Friday, September 10, 2010

Sunday Night Out

Nothing ever happens in this shithole, and this was particularly true last Sunday. To alleviate our boredom, Fuzz Car and I decided to meet to shoot the shit. Disgusted by the sight of the unsightly mobs that thronged Jurong Point, we decided a change in scenery was in order and went to town.

Vivo City was not as crowded as Jurong Point and the scenery was considerably better. We had slop on the theatre steps and thereupon Fuzz Car told me of his ambition to be a social escort/gigolo. It doesn’t take much to be a paid companion in this shithole. As long as you aren’t ugly, have a sense of humour and some basic listening and conversing skills, you should be able to satisfy your customers. There is a potential market for male companions. Rich men are never known for being the most faithful of husbands, as temptations abound to make them stray. Why should some tycoon remain attached to one withered flower, when he can enjoy a harvest of fresh flowers of scintillating colours and hues? The flower in the house, thus neglected, pines for nourishment, and having been deprived of the essential care and nutrients on which it thrives, grows ever more desperate for sustenance. This is where people like Fuzz Car come in. When there is a demand, there will be a supply to meet that demand. Simple economics.

Besides our discussion on his ambition, the both of us also talked about the merits of women from different countries. We had debated this topic on the bus to Vivo City, much to the disgust of some ugly Shitholer woman who was sitting nearby. After I told him of the possibility of procuring Thai professionals for his enjoyment, he grew excited and bid me to tell him where such services might be found. Eager not to disappoint him, I rang up my friend who had had prior experience and asked him to send me the contact. (It has been five days since and I still haven’t heard from him. The useless bugger.)

As the night was still young, we decided to check out the night life in Tanjong Pagar. Fuzz Car showed me the bar where his Thai ‘girlfriend’ used to work at. He said she was dismissed by the management because one idiot beat up another idiot over her. The establishment was closed and I wouldn’t be surprised if it had closed permanently. We walked around the vicinity looking for interesting things but were left disappointed. For a district known for its pubs and discos, Tanjong Pagar was surprisingly quiet. We checked out a massage parlor but was turned off by the ugly woman at the counter. We made some excuse and beat a hasty departure.

We soon found our way to Chinatown – on the way we saw one gorgeous KTV hostess – and Fuzz Car’s need for sex grew more desperate. I told him to be patient, for I knew certain establishments there offered the services he craved for. Sure enough we saw a few ‘spas’ and ‘massage parlors’ and the first one we checked out offered high class massages. Sammyboy described this establishment as over-priced and this could not have been truer. Paying $150 for a 45 minute massage was ridiculous and I told Fuzz Car to get out before his loins overrode his common sense.

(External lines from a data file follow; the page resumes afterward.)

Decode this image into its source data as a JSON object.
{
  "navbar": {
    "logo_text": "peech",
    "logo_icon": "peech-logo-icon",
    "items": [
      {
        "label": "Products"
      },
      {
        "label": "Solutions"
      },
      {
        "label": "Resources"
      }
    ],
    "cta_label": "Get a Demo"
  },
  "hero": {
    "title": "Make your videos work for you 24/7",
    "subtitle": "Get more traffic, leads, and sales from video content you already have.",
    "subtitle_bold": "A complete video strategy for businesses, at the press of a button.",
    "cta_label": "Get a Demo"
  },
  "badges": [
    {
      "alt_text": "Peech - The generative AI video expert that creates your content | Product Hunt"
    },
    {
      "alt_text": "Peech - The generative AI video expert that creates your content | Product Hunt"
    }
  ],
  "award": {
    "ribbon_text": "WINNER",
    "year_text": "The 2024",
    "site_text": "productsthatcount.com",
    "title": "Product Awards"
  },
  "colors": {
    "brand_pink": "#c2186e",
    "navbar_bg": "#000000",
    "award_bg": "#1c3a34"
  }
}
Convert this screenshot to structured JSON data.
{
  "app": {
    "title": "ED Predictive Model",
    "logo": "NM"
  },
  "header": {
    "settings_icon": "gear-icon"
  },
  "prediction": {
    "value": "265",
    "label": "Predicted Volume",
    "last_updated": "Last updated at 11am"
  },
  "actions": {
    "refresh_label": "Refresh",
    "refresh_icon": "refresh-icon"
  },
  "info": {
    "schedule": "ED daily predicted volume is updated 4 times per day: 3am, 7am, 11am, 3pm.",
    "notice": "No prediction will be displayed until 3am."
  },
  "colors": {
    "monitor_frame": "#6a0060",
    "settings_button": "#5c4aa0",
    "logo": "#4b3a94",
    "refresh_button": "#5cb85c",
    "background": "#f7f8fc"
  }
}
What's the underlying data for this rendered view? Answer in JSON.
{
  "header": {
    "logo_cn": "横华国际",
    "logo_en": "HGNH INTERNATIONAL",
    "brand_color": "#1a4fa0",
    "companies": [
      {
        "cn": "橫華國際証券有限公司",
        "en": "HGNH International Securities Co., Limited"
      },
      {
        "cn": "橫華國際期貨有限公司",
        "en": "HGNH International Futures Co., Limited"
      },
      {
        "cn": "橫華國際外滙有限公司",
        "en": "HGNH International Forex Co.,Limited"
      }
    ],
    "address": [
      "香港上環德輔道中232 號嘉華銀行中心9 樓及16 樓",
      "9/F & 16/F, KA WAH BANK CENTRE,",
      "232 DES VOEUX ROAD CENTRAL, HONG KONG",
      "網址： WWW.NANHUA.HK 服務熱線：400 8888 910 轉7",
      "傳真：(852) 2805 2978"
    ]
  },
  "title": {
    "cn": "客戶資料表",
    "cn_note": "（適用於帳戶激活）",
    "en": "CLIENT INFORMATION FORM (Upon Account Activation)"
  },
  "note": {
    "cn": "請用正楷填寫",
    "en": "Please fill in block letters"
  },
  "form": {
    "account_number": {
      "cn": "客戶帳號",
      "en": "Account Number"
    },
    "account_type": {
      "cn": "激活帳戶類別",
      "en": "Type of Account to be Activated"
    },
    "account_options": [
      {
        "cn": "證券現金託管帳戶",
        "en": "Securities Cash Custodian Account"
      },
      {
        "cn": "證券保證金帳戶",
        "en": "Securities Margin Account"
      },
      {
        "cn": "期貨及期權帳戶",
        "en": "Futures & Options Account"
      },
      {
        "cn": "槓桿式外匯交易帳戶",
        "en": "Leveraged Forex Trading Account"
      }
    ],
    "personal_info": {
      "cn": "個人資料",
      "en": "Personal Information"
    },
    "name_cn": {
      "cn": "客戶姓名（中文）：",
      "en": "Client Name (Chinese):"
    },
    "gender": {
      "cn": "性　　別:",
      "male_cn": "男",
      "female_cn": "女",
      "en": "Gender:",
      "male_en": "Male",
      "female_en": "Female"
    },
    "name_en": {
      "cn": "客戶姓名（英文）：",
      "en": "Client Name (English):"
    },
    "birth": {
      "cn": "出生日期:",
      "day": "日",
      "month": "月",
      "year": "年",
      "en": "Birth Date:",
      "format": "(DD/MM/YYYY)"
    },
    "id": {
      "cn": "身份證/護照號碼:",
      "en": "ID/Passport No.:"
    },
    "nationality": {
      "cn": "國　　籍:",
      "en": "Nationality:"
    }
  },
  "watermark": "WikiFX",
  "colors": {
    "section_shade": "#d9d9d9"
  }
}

The next one we hit offered genuine Thai massage. Before we went up I told him it was the real thing but he didn’t believe me and egged me on. I was a bit irritated that he was behaving like a schoolboy. He was the one who wanted sex, so why rely on me to do the asking? And it was not as if he was a blushing schoolboy! His insistence that I asked, hoping to catch a glimpse of the girls (to see if they were pretty) while we were inside the establishment, was infuriating. He might as well ask the receptionist to arrange for ‘a pretty one’. Now, wouldn’t that have been a lot easier?! In the end, I was right and his hunger was left unsated.

The third – and last one – had very good ambiance. The receptionist, a pretty lady of probably Japanese or Korean ancestry, answered our inquires in a friendly and professional manner. I would not have minded if she massaged me, such was her attractiveness. It was by then 10 pm, and we were told we had to wait for 30 minutes for the massage, which would have been fine if the shop didn’t close at 11 pm. I made some excuses about going for our slop first and discreetly dragged my besotted friend out. If I were not around he would have waited and then ended up paying for a rushed job.

In the end, he didn’t manage to get what he came for. I sympathized with him, but he really deserved a bit of a rollicking. I have friends who whore regularly and none are as pathetic as my friend. Fuzz Car is in serious need of some re-education. It is fortunate for him that he has friends like me.